Crítica | Oh, Canadá

Paul Schrader volta a utilizar o cinema como confessionário com redenção para Richard Gere e Jacob Elordi 

“A história que eu conto repetidamente é a do homem sozinho em um quarto pequeno, escrevendo, isolado, lutando contra os próprios pensamentos”, disse Paul Schrader no documentário Paul Schrader: Man in a Room (2020). Oh, Canadá não destoa de sua filmografia; também é um filme sobre um homem em um quarto pequeno. Talvez por isso tenha sido ovacionado com quatro minutos de aplausos em sua estreia mundial no Festival de Cannes 2024 e, igualmente, tenha gerado uma recepção mista da crítica.

Na trama, Richard Gere interpreta Leonard Fife, um renomado documentarista que, nos anos 1960, fugiu para o Canadá para evitar o recrutamento para a Guerra do Vietnã. Agora, aos 80 anos e enfrentando um câncer terminal, ele decide conceder uma entrevista final a dois ex-alunos, revelando segredos e mentiras que moldaram sua vida e carreira, na esperança de encontrar redenção antes do fim.

Embora a premissa pareça diferente, a essência da história permanece a mesma. Mais uma vez, acompanhamos o homem isolado no quarto, como em Taxi Driver (1976), no qual Robert De Niro está confinado na cabine de táxi — filme responsável por consolidar o nome de Schrader no cinema. O mesmo acontece em Gigolô Americano (1980), com Richard Gere trancado em um apartamento vazio, na primeira parceria entre ator e diretor. A estrutura se repete em Fé Corrompida (2017), com Ethan Hawke dentro de uma pequena igreja, e em O Contador de Cartas (2021), com Oscar Isaac circulando entre os quartos dos cassinos, só para citar alguns exemplos.

Nesta nova obra, o arquétipo do homem em luta consigo mesmo volta a ser representado por um Richard Gere galanteador e, em sua versão jovem, por Jacob Elordi, que entrega uma performance marcada por virilidade e inquietação. O “quarto pequeno” aqui assume a forma de um confessionário, montado na casa decorada para o natal do protagonista, onde uma câmera fixa registra frontalmente o perfil de Leonard em um enquadramento claustrofóbico que foca intensamente seu rosto.

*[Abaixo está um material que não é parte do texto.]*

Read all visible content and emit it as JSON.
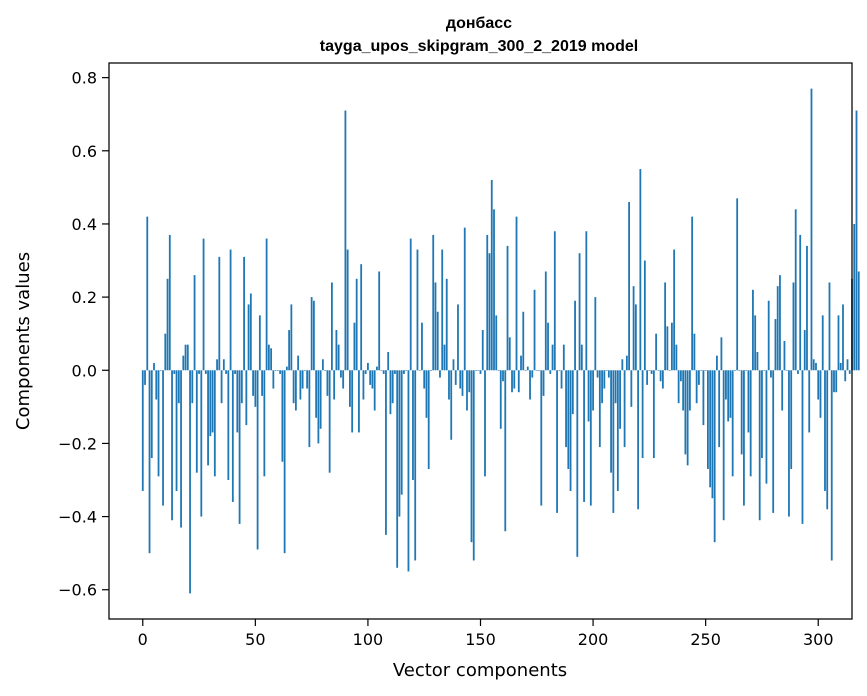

Oh, Canadá é Paul Schrader em sua essência, embora não esteja em sua melhor forma. Existe um envolvimento emocional que captura o espectador. A atmosfera melancólica da fotografia de Andrew Wonder e o tom febril das atuações de Gere e Elordi nas memórias revisitadas conferem impacto ao filme. No entanto, as múltiplas linhas temporais, estruturadas por meio de uma montagem desconstruída e pela alternância entre fotografia colorida e em preto e branco, acabam gerando certa confusão e dificultam nossa conexão com o sentimento de culpa que consome o documentarista.

Também é lamentável que parte do elenco estelar seja subaproveitada. Michael Imperioli e Uma Thurman, por exemplo, têm participações tão tímidas e superficiais que mal encontram espaço, seja no presente, seja nas memórias do protagonista.

A impressão digital de Schrader, tanto como roteirista quanto como diretor, está claramente presente, assim como sua paixão pela sétima arte e suas constantes referências aos clássicos. Esse rigor, muito provavelmente, foi o que encantou o público na Riviera Francesa. A técnica fictícia criada por Leonard — em que duas câmeras são posicionadas de frente para entrevistador e entrevistado, como um dispositivo que os aproxima — funciona como um divã intimista e confere uma nova dimensão ao estudo de personagem que Schrader tão bem domina.

E a referência a Cidadão Kane na cena final? Schrader constrói seu próprio “Rosebud” que, ao contrário do clássico de Orson Welles — onde surge como uma declaração enigmática no início —, aqui aparece nas palavras finais do perfilado, que dão título ao filme. Trata-se de um desfecho memorável.

Apesar disso, persiste uma sensação de “mais do mesmo”, só que com menos refinamento cinematográfico do que aquele que já experimentamos nas obras anteriores do roteirista. Fica a impressão de que falta algo. É como um chef que conhece cada detalhe da receita, mas, desta vez, não entrega um prato tão saboroso quanto os anteriores. No Brasil, especialmente após um hiato tão longo desde a première internacional, o longa deve passar quase despercebido, agradando mais àqueles que já acompanham a trajetória de Schrader e que, mais uma vez, estão dispostos a observar outro homem em um mesmo quarto pequeno.